Throughout the week, the health ministry said there were 166 new Covid-19 infections on Monday, 181 on Tuesday, 143 on Wednesday and 144 on Thursday.

The ministry said in its daily Covid bulletin that the death toll since the pandemic started rose to 567, of whom 15 died in October.

It said that the latest victim of the virus was a 70 year old man, with males accounting for 361 of all deaths (64%) and females 206 (36%). The average age of all fatalities during the past 18 months was 76.1 years.

After a record 80 deaths in August, the number dropped to 40 in September, with ten days of no Covid-related deaths. So far, October has also seen ten days of no Covid-related deaths in Cyprus.

New daily cases increased from 144 to 175, while the number of patients admitted at state hospitals for treatment was reduced by seven to 57. Of these, 23 remain in serious condition, one less than the previous day.

Meanwhile, eight patients remain intubated, one less from the previous day, and 60% of hospital patients are reported as unvaccinated.

Another three patients are still considered post-Covid, having recovered from the virus, but remain intubated and in a serious state.

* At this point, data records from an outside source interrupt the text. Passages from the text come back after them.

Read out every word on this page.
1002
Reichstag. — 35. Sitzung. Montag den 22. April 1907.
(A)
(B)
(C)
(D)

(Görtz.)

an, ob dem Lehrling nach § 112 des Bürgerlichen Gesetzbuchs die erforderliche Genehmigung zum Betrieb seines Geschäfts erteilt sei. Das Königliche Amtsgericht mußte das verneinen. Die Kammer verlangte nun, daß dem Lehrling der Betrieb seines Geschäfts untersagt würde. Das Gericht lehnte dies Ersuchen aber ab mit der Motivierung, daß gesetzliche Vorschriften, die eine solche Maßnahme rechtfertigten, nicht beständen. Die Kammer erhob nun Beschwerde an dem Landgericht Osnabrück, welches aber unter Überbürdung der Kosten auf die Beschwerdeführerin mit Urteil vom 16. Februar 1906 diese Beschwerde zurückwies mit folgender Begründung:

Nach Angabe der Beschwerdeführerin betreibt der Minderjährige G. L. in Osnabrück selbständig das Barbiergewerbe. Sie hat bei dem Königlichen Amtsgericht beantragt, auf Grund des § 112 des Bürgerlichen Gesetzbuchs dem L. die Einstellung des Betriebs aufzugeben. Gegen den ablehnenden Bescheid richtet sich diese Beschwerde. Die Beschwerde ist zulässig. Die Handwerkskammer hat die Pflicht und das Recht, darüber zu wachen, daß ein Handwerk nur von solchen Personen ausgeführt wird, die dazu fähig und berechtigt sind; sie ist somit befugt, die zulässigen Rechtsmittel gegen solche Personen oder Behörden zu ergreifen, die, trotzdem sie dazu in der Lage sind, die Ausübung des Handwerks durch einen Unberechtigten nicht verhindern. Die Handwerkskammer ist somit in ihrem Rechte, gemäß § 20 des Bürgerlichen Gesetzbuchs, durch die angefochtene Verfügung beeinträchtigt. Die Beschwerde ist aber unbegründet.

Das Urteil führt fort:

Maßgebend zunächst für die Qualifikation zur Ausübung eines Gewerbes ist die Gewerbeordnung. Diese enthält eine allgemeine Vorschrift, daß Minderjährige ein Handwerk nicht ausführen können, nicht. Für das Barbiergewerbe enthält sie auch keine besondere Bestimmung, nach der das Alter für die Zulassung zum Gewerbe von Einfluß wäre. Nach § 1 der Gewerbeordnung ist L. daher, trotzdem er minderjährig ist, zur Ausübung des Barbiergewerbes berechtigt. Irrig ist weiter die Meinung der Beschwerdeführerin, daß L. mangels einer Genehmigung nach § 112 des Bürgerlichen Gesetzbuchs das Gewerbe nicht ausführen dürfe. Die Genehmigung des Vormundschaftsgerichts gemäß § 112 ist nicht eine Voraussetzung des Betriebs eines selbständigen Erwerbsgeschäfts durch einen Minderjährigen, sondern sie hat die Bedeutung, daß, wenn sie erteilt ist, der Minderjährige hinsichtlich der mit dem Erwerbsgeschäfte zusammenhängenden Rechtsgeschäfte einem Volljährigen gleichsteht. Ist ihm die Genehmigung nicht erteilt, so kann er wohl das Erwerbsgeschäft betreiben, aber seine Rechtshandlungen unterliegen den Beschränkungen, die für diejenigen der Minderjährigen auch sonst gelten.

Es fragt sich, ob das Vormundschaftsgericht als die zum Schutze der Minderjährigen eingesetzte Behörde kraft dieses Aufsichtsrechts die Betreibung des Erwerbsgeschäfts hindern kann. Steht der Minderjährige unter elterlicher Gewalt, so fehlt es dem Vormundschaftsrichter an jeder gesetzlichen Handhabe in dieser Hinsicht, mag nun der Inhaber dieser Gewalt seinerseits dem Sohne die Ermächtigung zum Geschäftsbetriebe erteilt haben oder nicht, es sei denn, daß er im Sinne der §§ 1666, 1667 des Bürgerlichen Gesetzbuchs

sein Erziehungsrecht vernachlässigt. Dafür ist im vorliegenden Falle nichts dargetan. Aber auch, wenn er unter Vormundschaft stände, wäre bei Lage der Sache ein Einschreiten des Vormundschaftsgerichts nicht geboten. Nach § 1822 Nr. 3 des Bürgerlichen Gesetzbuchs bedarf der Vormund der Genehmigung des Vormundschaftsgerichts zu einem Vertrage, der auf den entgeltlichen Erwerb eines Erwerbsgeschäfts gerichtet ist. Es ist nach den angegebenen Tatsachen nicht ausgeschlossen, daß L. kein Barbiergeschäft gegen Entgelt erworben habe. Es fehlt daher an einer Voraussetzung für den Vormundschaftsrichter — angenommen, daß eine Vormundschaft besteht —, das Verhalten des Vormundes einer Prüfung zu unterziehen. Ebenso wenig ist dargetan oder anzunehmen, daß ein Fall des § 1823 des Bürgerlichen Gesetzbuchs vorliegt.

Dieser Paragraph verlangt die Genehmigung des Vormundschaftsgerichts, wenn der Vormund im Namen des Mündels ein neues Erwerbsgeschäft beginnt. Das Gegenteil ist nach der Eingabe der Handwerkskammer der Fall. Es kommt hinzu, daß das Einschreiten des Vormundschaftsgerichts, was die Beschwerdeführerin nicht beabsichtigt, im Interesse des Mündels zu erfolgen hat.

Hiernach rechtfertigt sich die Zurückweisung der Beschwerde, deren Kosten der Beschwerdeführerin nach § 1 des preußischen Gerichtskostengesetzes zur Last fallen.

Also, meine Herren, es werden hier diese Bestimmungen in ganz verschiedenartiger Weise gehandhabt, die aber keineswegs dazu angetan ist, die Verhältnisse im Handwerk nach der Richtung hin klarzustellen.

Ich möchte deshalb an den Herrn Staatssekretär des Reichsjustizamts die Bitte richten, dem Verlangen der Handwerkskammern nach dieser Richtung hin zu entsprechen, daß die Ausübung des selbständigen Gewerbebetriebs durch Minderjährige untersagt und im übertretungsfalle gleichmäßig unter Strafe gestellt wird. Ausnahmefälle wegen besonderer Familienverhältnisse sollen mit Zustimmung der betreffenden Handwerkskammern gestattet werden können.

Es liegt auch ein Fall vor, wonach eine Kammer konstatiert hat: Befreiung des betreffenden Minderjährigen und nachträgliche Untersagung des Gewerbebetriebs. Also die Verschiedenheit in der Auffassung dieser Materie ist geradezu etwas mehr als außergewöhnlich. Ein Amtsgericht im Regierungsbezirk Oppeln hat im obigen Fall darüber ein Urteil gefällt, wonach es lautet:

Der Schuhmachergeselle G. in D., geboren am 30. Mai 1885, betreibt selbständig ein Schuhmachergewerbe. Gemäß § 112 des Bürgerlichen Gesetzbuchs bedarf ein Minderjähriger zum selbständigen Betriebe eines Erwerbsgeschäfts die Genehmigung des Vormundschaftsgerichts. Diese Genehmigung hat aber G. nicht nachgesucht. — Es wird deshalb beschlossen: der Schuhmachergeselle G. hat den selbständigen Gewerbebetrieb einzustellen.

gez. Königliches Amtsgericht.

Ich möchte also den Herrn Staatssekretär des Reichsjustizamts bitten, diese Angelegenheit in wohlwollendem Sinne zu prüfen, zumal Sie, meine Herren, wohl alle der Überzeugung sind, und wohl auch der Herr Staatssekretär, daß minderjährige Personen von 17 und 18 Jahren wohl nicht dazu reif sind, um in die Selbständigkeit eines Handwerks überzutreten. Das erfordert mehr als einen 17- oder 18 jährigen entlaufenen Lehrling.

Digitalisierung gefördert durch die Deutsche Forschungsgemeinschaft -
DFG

The total number of all SARS-CoV-2 infections since March 2020 rose to 123,171.

 

55,000 tests

The number of PCR and antigen rapid tests conducted during the past 24 hours dropped marginally to 55,018, about 400 less than Thursday.

Of these, 12,269 were tests in high schools, of whom nine were positive, while all of the 3,108 tests in primary schools were negative.

With nearly the same number of tests and an increase in new infections to 175, 31 more than the day before, the benchmark ‘test positivity’ rose to 0.32% from Thursday’s 0.26%, well within the high-risk threshold of 1%.

Of the new cases, 27 were identified through contact tracing linked to earlier infections, eight were passengers arriving at Larnaca and Paphos airports, and 28 were diagnosed from private initiative and hospital tests.

A further 80 cases were identified from private rapid tests at labs and pharmacies, and 32 were positive from the free national testing programme, available only to those vaccinated or recovered from earlier infections.

All of the 746 samples at retirement homes tested negative, as did 194 tests at restricted institutions and 29 tests of guests at hotels.